After four weeks of veterinary school, the day was finally here: our first exam. I had honestly been worrying about this day since I started applying for veterinary school. I had heard how hard the exams were, and I was starting to let it get to my head. Am I really good enough? Can I survive this test, semester, and year? What if I really don’t have what it takes to be a veterinarian? To top it all off, the first exam was in anatomy! While anatomy probably is my favorite class so far, it’s also one of the hardest because it’s extremely detailed, and learning to speak anatomy is like learning to speak a different language! In the end, I was able to overcome the mind games and succeed on this exam well beyond my expectations, and you can too! Here’s how I succeeded:
- When it comes to anatomy, you have to take it one muscle, attachment, and action at a time. Don’t get overwhelmed by the amount of information your professors try to throw at you. Learn each muscle individually before you move on to the next one. Practice both writing and saying the names so that you can easily recall them in your head. Don’t be afraid to ask your professor or a TA for help if you are having trouble distinguishing one structure from another.
- In the words of one of my professors, “Anatomy is a contact sport.” What they mean by that is you need to be actively engaged during laboratory times. Try to work with your lab mates by quizzing one another over structures and their purposes. As long as your program allows it, try to go to the lab outside of your regularly scheduled lab hours for extra studying. Those study sessions with just a few close friends have been so helpful to me because it’s hard for me to learn when the lab is full of classmates and very loud.
- Draw it out. For me, drawing the forelimb on my whiteboard and labeling my flexor angles was key to succeeding on my first anatomy exam. For weeks before the exam, I drew the limb, labeled bones and joints, and marked where landmarks would be found on each structure. This definitely helped me visualize in my head how and where each muscle attaches and how movement occurs.
- Look at as many different examples as possible. My instructor recommended several different anatomy textbooks for this course, and there is a reason why. Each book presents the information just a little bit differently and has different photos or drawings which all have helped me to form a well-rounded idea about whatever structure I am trying to learn about. Additionally, I’ve used my personal dogs as models. When I did not quite understand how the humerus articulated with the scapula, I watched my dogs both walking and standing until I could really see how these bones were contributing to the movement.
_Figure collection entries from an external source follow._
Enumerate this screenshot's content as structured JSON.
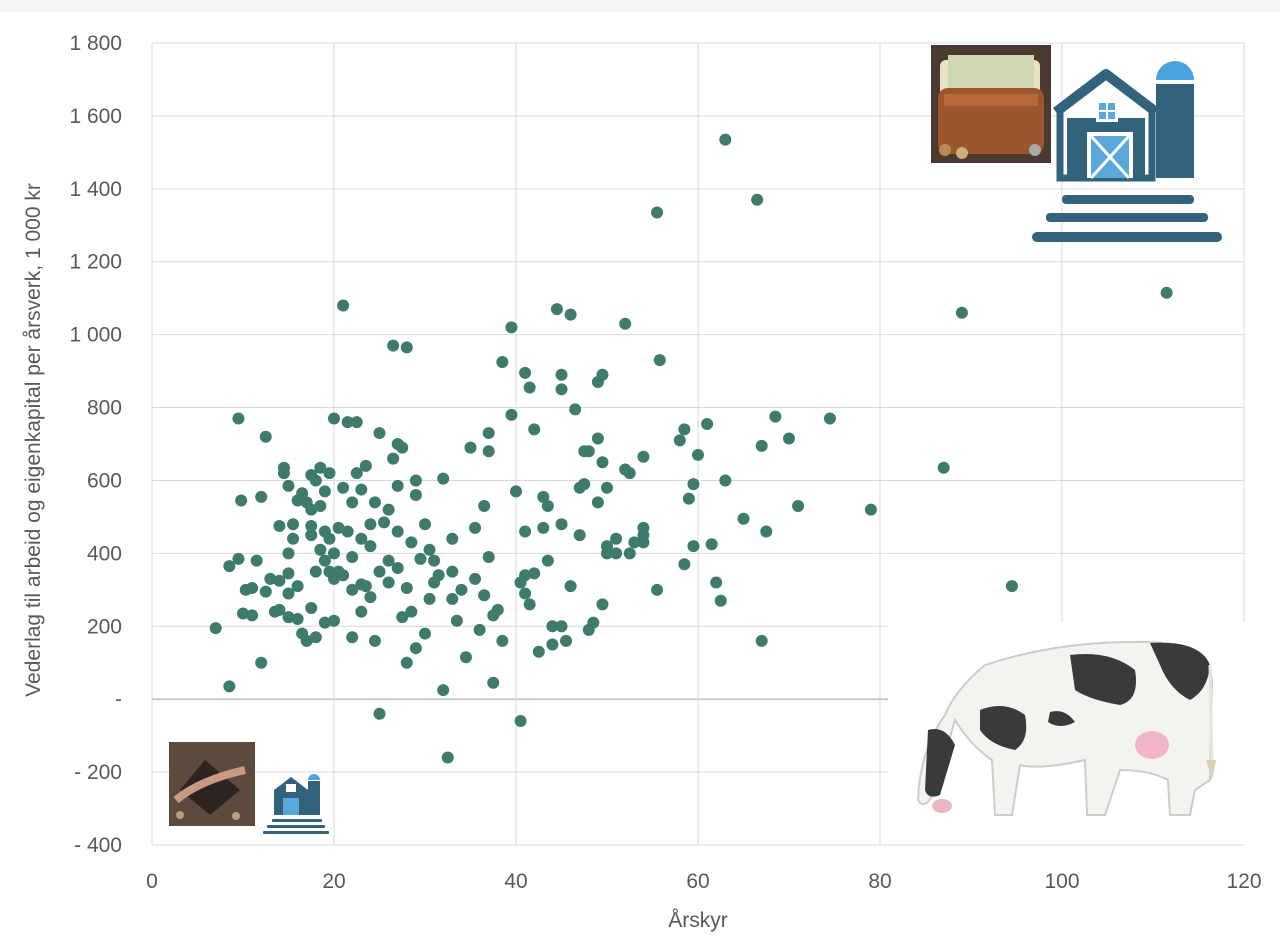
{
  "chart_data": {
    "type": "scatter",
    "xlabel": "Årskyr",
    "ylabel": "Vederlag til arbeid og eigenkapital per årsverk, 1 000 kr",
    "xlim": [
      0,
      120
    ],
    "ylim": [
      -400,
      1800
    ],
    "grid": true,
    "marker_color": "#3f7b6c",
    "x_ticks": [
      "0",
      "20",
      "40",
      "60",
      "80",
      "100",
      "120"
    ],
    "y_ticks": [
      "- 400",
      "- 200",
      "-",
      "200",
      "400",
      "600",
      "800",
      "1 000",
      "1 200",
      "1 400",
      "1 600",
      "1 800"
    ],
    "series": [
      {
        "points": [
          [
            7,
            195
          ],
          [
            8.5,
            35
          ],
          [
            8.5,
            365
          ],
          [
            9.5,
            385
          ],
          [
            9.5,
            770
          ],
          [
            9.8,
            545
          ],
          [
            10,
            235
          ],
          [
            10.3,
            300
          ],
          [
            11,
            230
          ],
          [
            11,
            305
          ],
          [
            11.5,
            380
          ],
          [
            12,
            555
          ],
          [
            12,
            100
          ],
          [
            12.5,
            295
          ],
          [
            12.5,
            720
          ],
          [
            13,
            330
          ],
          [
            13.5,
            240
          ],
          [
            14,
            245
          ],
          [
            14,
            325
          ],
          [
            14,
            475
          ],
          [
            14.5,
            620
          ],
          [
            14.5,
            635
          ],
          [
            15,
            290
          ],
          [
            15,
            345
          ],
          [
            15,
            400
          ],
          [
            15,
            585
          ],
          [
            15,
            225
          ],
          [
            15.5,
            440
          ],
          [
            15.5,
            480
          ],
          [
            16,
            545
          ],
          [
            16,
            310
          ],
          [
            16,
            220
          ],
          [
            16.5,
            180
          ],
          [
            16.5,
            565
          ],
          [
            17,
            160
          ],
          [
            17,
            540
          ],
          [
            17.5,
            250
          ],
          [
            17.5,
            450
          ],
          [
            17.5,
            475
          ],
          [
            17.5,
            520
          ],
          [
            17.5,
            615
          ],
          [
            18,
            600
          ],
          [
            18,
            350
          ],
          [
            18,
            170
          ],
          [
            18.5,
            635
          ],
          [
            18.5,
            410
          ],
          [
            18.5,
            530
          ],
          [
            19,
            380
          ],
          [
            19,
            460
          ],
          [
            19,
            570
          ],
          [
            19,
            210
          ],
          [
            19.5,
            350
          ],
          [
            19.5,
            440
          ],
          [
            19.5,
            620
          ],
          [
            20,
            330
          ],
          [
            20,
            400
          ],
          [
            20,
            770
          ],
          [
            20,
            215
          ],
          [
            20.5,
            350
          ],
          [
            20.5,
            470
          ],
          [
            21,
            340
          ],
          [
            21,
            580
          ],
          [
            21,
            1080
          ],
          [
            21.5,
            460
          ],
          [
            21.5,
            760
          ],
          [
            22,
            540
          ],
          [
            22,
            170
          ],
          [
            22,
            300
          ],
          [
            22,
            390
          ],
          [
            22.5,
            620
          ],
          [
            22.5,
            760
          ],
          [
            23,
            240
          ],
          [
            23,
            315
          ],
          [
            23,
            440
          ],
          [
            23,
            575
          ],
          [
            23.5,
            640
          ],
          [
            23.5,
            310
          ],
          [
            24,
            480
          ],
          [
            24,
            280
          ],
          [
            24,
            420
          ],
          [
            24.5,
            540
          ],
          [
            24.5,
            160
          ],
          [
            25,
            350
          ],
          [
            25,
            730
          ],
          [
            25,
            -40
          ],
          [
            25.5,
            485
          ],
          [
            26,
            520
          ],
          [
            26,
            380
          ],
          [
            26,
            320
          ],
          [
            26.5,
            970
          ],
          [
            26.5,
            660
          ],
          [
            27,
            585
          ],
          [
            27,
            700
          ],
          [
            27,
            360
          ],
          [
            27,
            460
          ],
          [
            27.5,
            690
          ],
          [
            27.5,
            225
          ],
          [
            28,
            965
          ],
          [
            28,
            305
          ],
          [
            28,
            100
          ],
          [
            28.5,
            430
          ],
          [
            28.5,
            240
          ],
          [
            29,
            560
          ],
          [
            29,
            600
          ],
          [
            29,
            140
          ],
          [
            29.5,
            385
          ],
          [
            30,
            480
          ],
          [
            30,
            180
          ],
          [
            30.5,
            410
          ],
          [
            30.5,
            275
          ],
          [
            31,
            320
          ],
          [
            31,
            380
          ],
          [
            31.5,
            340
          ],
          [
            32,
            605
          ],
          [
            32,
            25
          ],
          [
            32.5,
            -160
          ],
          [
            33,
            275
          ],
          [
            33,
            440
          ],
          [
            33,
            350
          ],
          [
            33.5,
            215
          ],
          [
            34,
            300
          ],
          [
            34.5,
            115
          ],
          [
            35,
            690
          ],
          [
            35.5,
            470
          ],
          [
            35.5,
            330
          ],
          [
            36,
            190
          ],
          [
            36.5,
            530
          ],
          [
            36.5,
            285
          ],
          [
            37,
            730
          ],
          [
            37,
            680
          ],
          [
            37,
            390
          ],
          [
            37.5,
            230
          ],
          [
            37.5,
            45
          ],
          [
            38,
            245
          ],
          [
            38.5,
            925
          ],
          [
            38.5,
            160
          ],
          [
            39.5,
            780
          ],
          [
            39.5,
            1020
          ],
          [
            40,
            570
          ],
          [
            40.5,
            320
          ],
          [
            40.5,
            -60
          ],
          [
            41,
            895
          ],
          [
            41,
            460
          ],
          [
            41,
            340
          ],
          [
            41,
            290
          ],
          [
            41.5,
            855
          ],
          [
            41.5,
            260
          ],
          [
            42,
            345
          ],
          [
            42,
            740
          ],
          [
            42.5,
            130
          ],
          [
            43,
            470
          ],
          [
            43,
            555
          ],
          [
            43.5,
            530
          ],
          [
            43.5,
            380
          ],
          [
            44,
            200
          ],
          [
            44,
            150
          ],
          [
            44.5,
            1070
          ],
          [
            45,
            480
          ],
          [
            45,
            850
          ],
          [
            45,
            890
          ],
          [
            45,
            200
          ],
          [
            45.5,
            160
          ],
          [
            46,
            1055
          ],
          [
            46,
            310
          ],
          [
            46.5,
            795
          ],
          [
            47,
            450
          ],
          [
            47,
            580
          ],
          [
            47.5,
            680
          ],
          [
            47.5,
            590
          ],
          [
            48,
            680
          ],
          [
            48,
            190
          ],
          [
            48.5,
            210
          ],
          [
            49,
            715
          ],
          [
            49,
            540
          ],
          [
            49,
            870
          ],
          [
            49.5,
            890
          ],
          [
            49.5,
            650
          ],
          [
            49.5,
            260
          ],
          [
            50,
            420
          ],
          [
            50,
            400
          ],
          [
            50,
            580
          ],
          [
            51,
            400
          ],
          [
            51,
            440
          ],
          [
            52,
            1030
          ],
          [
            52,
            630
          ],
          [
            52.5,
            620
          ],
          [
            52.5,
            400
          ],
          [
            53,
            430
          ],
          [
            54,
            430
          ],
          [
            54,
            450
          ],
          [
            54,
            665
          ],
          [
            54,
            470
          ],
          [
            55.5,
            300
          ],
          [
            55.5,
            1335
          ],
          [
            55.8,
            930
          ],
          [
            58,
            710
          ],
          [
            58.5,
            740
          ],
          [
            58.5,
            370
          ],
          [
            59,
            550
          ],
          [
            59.5,
            590
          ],
          [
            59.5,
            420
          ],
          [
            60,
            670
          ],
          [
            61,
            755
          ],
          [
            61.5,
            425
          ],
          [
            62,
            320
          ],
          [
            62.5,
            270
          ],
          [
            63,
            1535
          ],
          [
            63,
            600
          ],
          [
            65,
            495
          ],
          [
            66.5,
            1370
          ],
          [
            67,
            695
          ],
          [
            67,
            160
          ],
          [
            67.5,
            460
          ],
          [
            68.5,
            775
          ],
          [
            70,
            715
          ],
          [
            71,
            530
          ],
          [
            74.5,
            770
          ],
          [
            79,
            520
          ],
          [
            87,
            635
          ],
          [
            89,
            1060
          ],
          [
            94.5,
            310
          ],
          [
            111.5,
            1115
          ]
        ]
      }
    ]
  }
}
- There are several different online resources you can use to learn more about anatomy. For learning structure of the canine forelimb and hindlimb, one of my favorite tools so far has been this 3-D simulator. You can look at each bone and manipulate it to different views.
Veterinary school is intimidating, but it’s possible to get through if you work hard. Don’t let it get to your head, and make sure you prepare well in advance before that first exam happens!